気が狂ったとみなされた聡子は精神病院にいる。1945年3月だ。戦況は日ごとに厳しく病院も爆撃を受けた。市街は硝煙の立ち込める焼け野原だ。海岸を彷徨いながら聡子は「これで日本は負ける。戦争は終わる。お見事です」と叫ぶ。また「お見事」か。続く字幕はこうだ「1945年8月終戦。翌年優作の死亡が確認された。死亡報告書には偽造の形跡があった。数年後聡子はアメリカに渡った」。優作の計画は、渡航を垂れ込み聡子を捕らえさせ、軍の監視下に置く方が戦時の市街より安全と考えたのだろう。それにしても手の込んだことを考えつく男だわ。聡子が渡米したことはアメリカで落ち合うためと思われるが、じゃ「告発」の大義名分はどこへ行ったのよ。生体実験の英文資料も記録映像についても映画は触れない。死亡診断書が偽造らしい、優作は生きている、聡子はアメリカに行った、あとは好きに考えてくれってことね。しまりの悪い映画だわ。奥歯に物が挟まったような、カンヌのお家芸みたいなエンドのくくり方は、今後日本映画の主流になるのでしょうか▼蒼井優はふっくらして、貿易会社の社長のなんの不足もない若い奥さんがよく似合っていた。夫の正義なんかどうでもいい、とは言わないけど実はさほど実感がなくて、残酷なフィルムを見て覚醒する、のだけど、彼女が白状しているように、本音は夫と一緒にいることがいちばん大事だった女性だ。思想的に目覚めるなんて(ホンマかいな)と思った。優作という世界に忠誠を誓うコスモポリタン男子も、外国との取引と見聞によって国際感覚を身につけた、それを具体的に示すのが洋館の住まい、洋式の生活様式というわけ? チャラくない? 高橋一生の大げさなセリフまわしには閉口した。この人、テレビで(例えば大河ドラマ)などで見た限りでは凛々しい役者ぶりだったのに、なんでこう違ったのかしら。それも本作で首をひねった理由のひとつ。文雄君。

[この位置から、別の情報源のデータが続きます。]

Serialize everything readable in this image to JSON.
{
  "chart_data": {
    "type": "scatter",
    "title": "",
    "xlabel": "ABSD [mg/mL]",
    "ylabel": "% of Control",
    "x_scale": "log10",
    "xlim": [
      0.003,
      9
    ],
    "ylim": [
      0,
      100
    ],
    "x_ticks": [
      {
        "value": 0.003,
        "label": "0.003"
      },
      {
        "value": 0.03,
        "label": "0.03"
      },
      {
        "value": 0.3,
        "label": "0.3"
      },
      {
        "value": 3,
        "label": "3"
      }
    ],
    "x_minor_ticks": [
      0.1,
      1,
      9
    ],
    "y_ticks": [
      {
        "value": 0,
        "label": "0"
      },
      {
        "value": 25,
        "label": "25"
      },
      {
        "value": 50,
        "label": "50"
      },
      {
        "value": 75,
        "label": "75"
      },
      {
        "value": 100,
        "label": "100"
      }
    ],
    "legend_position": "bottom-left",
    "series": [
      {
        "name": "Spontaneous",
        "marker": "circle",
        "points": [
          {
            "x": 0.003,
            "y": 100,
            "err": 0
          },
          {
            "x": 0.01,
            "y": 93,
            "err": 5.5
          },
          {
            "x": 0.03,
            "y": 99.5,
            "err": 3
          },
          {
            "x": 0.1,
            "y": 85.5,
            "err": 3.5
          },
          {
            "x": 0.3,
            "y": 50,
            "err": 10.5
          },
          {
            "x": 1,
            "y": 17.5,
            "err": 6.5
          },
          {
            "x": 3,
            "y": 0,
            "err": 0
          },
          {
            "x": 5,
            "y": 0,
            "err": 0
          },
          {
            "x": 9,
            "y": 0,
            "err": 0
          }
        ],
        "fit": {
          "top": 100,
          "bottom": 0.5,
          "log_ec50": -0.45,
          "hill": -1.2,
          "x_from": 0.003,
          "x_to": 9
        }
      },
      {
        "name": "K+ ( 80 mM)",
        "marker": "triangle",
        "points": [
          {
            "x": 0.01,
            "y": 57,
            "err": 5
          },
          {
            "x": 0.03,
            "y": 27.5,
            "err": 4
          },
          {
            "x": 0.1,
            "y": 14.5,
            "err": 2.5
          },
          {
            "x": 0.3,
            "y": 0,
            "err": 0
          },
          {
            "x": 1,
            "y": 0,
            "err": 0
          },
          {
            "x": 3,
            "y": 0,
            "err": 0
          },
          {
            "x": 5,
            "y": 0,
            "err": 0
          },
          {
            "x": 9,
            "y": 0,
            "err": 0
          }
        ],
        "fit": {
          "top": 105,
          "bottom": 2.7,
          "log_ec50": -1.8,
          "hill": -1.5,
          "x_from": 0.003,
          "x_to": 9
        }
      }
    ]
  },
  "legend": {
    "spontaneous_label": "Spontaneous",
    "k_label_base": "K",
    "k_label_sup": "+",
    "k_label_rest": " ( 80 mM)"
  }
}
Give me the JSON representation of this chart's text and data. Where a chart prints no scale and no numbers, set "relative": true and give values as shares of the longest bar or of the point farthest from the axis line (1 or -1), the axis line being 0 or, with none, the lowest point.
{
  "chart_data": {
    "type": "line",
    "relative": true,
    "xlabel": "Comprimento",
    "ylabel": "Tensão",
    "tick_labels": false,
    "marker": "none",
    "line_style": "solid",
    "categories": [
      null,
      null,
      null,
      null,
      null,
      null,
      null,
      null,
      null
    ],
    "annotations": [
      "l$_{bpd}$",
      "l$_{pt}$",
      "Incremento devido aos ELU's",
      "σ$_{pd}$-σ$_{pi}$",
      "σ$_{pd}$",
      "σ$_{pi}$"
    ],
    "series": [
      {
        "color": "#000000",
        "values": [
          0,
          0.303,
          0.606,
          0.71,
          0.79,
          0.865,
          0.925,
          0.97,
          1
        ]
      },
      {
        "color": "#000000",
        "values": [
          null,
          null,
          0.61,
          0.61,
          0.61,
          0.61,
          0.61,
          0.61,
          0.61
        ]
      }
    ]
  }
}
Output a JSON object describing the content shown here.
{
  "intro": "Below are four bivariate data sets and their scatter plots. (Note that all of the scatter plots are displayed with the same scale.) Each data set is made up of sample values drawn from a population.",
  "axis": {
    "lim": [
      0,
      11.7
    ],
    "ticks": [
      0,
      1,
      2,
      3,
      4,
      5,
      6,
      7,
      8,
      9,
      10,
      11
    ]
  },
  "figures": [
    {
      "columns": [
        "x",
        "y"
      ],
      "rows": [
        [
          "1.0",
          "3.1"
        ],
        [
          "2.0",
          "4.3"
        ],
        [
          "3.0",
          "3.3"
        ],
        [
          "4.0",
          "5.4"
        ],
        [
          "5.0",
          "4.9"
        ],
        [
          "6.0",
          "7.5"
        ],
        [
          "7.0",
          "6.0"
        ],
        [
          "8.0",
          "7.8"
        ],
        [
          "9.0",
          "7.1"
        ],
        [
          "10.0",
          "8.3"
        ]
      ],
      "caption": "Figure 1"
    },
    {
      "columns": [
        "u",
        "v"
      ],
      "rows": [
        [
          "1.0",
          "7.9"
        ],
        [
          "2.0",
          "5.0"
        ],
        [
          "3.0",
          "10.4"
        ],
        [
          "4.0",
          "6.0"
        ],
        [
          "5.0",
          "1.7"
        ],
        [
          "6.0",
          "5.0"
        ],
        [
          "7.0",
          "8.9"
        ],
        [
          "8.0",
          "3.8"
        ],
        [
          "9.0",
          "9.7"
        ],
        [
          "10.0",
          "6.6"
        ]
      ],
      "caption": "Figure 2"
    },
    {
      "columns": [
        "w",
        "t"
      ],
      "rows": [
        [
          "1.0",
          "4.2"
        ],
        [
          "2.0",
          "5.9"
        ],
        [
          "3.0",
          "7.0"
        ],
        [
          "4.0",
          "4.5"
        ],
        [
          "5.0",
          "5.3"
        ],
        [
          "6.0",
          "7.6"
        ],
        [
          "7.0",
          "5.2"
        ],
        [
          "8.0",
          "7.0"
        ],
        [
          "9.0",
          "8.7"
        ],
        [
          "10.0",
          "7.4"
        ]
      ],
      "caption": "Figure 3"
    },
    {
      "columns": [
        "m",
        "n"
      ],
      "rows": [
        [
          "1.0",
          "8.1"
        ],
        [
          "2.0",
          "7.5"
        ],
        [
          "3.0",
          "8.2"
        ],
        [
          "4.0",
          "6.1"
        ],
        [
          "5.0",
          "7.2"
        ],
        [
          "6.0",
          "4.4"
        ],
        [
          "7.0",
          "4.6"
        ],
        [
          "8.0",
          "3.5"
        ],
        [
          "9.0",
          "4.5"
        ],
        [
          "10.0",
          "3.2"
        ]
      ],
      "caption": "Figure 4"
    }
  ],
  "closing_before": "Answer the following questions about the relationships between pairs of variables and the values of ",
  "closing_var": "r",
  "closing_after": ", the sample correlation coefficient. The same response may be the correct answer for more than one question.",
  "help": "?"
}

生爪剥がされる拷問にさらされても叔父さん(優作)の名を一言も口にしなかったのね。偉いと思うけど、そんな律儀な性格を聡子に当て込まれたのは気の毒というしかない▼憲兵神戸分隊の津森分隊長。優作は妻に「彼は君に惚れ込んでいるから神戸勤務を志望したのだ」と言っている。聡子はそれがわかっていて六甲山の氷を採りに来た津森を、優作の留守中家に呼び「おいしいウィスキーを一緒に飲みましょう」と声をかける。津森はカチカチの男だが、聡子が戦時の情勢に巻き込まれて不幸にならないよう、というより気に食わない優作の巻き添えにならないよう、なにくれと気を回す男でもある。本作では誰がいちばんの魅力あるワルだろう。ハムレット、イアゴー、シャーロック…スーパークラスの彼らの遺伝子が見当たらない。あえてあげれば、聡子が夫に裏切られたと悟った場面の直後に、小さな船で手を振りながらしれしれと遠ざかっていく、白塗りの能面みたいな優作か。ノリがイマイチだったけど、ともあれヴェネツィア国際映画祭最優秀監督賞、おめでとう。